SQL/MP Reference Manual
HP NonStop SQL/MP Reference Manual—523352-013
E-24
Considerations—Expressions
Dividing by 0 causes an error.
Exponentiation is allowed only with numeric data types but the operands can be of
any numeric type. If the first operand is 0, the second operand must be greater
than 0, and the result is 0. If the second operand is 0, the first operand cannot be
0, and the result is 1. If the first operand is negative, the second operand must be
an integer.
Exponentiation is subject to rounding error. Results should be considered to be
approximate. If your application requires exact values, use the exponentiation
function in your host language.
This paragraphs describe how SQL computes the precision and scale of an
arithmetic expression. Precision is the maximum number of digits in the
expression. Magnitude is the number of digits to the left of the decimal point. Scale
is the number of digits to the right of the decimal point. Precision equals the sum of
the magnitude and the scale.
For example, a column declared as NUMERIC (18,5) has a precision of 18, a
magnitude of 13, and a scale of 5. This literal has a precision of 9, a magnitude of
5, and a scale of 4:
12345.6789
SQL computes precision, magnitude, and scale during the evaluation of an
expression. When SQL detects an operator in the expression, it applies This rules:
If the operand is + or -, the resulting scale is the maximum of the scales of the
first and second operands. The resulting precision is the maximum of the
magnitudes of the first and second operands, plus the scale of the result, plus
1.
If the operator is *, the resulting scale is the sum of the scales of the first and
second operands. The resulting precision is the sum of the magnitude of the
first operand, the magnitude of the second operand, and the scale of the result.
If the precision becomes greater than 18, the resulting precision is set to 18. If
the expression contained a division operator (/), the resulting scale is the
maximum of 0 and (18- (result precision - result scale)). Both
operands are truncated to the resulting scale.

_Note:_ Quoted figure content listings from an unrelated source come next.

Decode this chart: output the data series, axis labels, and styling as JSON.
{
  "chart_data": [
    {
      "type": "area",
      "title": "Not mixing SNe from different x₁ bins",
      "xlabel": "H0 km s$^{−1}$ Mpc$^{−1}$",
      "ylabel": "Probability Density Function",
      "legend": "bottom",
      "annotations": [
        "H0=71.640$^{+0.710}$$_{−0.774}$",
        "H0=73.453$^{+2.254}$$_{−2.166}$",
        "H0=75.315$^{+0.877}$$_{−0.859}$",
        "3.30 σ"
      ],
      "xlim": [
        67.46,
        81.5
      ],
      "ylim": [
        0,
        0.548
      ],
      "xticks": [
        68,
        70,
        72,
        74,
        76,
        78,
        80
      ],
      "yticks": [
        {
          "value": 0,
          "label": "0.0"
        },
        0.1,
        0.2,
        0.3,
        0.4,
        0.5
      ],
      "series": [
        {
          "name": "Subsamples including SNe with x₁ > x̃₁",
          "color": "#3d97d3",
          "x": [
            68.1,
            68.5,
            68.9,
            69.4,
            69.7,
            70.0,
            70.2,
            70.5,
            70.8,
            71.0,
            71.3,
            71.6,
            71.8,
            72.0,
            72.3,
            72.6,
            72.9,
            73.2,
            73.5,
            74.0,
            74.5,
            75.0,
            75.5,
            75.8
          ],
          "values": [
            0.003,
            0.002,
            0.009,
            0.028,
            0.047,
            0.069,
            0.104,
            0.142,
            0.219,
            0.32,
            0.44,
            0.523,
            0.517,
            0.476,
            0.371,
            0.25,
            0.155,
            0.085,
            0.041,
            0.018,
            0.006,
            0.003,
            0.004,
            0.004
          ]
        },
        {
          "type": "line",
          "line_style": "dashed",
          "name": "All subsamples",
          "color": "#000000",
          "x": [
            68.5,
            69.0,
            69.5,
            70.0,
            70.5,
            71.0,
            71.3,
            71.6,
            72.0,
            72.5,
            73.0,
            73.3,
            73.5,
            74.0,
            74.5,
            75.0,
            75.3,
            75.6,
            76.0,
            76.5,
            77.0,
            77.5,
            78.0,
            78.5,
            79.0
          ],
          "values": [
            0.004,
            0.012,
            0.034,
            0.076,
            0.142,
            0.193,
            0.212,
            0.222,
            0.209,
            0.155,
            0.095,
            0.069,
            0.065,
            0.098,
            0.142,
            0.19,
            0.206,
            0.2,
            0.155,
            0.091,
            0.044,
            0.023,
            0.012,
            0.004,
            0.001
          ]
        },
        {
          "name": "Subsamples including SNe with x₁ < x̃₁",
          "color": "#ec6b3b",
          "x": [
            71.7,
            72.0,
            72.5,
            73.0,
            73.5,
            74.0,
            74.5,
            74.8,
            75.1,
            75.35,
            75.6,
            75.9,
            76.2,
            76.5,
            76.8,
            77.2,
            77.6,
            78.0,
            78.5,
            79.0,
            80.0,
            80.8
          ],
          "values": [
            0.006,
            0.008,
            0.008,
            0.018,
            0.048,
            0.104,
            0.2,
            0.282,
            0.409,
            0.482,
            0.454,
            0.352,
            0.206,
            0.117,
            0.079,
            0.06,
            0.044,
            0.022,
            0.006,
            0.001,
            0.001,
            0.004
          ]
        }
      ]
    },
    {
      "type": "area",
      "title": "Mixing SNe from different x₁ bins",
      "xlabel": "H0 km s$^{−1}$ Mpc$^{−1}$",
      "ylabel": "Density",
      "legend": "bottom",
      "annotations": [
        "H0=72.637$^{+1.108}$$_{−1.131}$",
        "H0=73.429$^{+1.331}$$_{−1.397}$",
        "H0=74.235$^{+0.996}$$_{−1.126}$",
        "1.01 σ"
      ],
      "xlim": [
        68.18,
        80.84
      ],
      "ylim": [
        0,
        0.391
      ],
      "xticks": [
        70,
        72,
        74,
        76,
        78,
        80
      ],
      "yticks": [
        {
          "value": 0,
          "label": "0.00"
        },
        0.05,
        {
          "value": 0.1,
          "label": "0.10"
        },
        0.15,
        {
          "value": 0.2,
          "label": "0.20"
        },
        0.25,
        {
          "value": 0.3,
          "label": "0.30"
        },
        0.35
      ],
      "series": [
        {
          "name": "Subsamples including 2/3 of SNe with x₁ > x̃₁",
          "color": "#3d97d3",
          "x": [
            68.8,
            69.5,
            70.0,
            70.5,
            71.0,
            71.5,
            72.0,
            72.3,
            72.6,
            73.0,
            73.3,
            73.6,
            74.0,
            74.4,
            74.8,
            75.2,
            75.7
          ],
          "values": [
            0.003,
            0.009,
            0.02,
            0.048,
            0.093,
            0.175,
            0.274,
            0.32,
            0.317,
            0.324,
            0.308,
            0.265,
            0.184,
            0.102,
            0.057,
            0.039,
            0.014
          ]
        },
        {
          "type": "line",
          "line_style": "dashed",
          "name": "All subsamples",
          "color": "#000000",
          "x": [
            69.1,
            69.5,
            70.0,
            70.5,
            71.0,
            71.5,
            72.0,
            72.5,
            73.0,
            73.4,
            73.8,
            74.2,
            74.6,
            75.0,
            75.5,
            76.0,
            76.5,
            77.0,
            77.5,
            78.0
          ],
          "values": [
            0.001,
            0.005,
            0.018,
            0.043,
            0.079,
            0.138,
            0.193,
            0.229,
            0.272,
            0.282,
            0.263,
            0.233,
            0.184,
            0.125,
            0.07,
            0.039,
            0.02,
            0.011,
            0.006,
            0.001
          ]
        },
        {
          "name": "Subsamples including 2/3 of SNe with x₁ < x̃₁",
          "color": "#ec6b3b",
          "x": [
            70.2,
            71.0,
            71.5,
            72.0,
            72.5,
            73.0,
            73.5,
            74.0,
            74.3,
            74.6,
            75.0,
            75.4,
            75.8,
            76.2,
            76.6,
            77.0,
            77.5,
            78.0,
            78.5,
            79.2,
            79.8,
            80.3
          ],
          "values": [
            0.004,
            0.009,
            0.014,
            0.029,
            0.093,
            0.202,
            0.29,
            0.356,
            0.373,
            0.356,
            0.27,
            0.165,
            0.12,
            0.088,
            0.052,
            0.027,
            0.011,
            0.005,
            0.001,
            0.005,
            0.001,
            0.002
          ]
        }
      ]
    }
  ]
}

If the operator is /, the resulting precision equals 18 and the resulting scale is
the maximum of 0 and (18 - magnitude operand1 - scale operand2).
Consider this expression:
(100.00 - ((COL1 * 100.00) / COL2))
Suppose that the operands are defined:
COL1 LARGEINT precision=18, scale=0, magnitude=18
COL2 LARGEINT precision=18, scale=0, magnitude=18
100.00 constant precision=5, scale=2, magnitude=3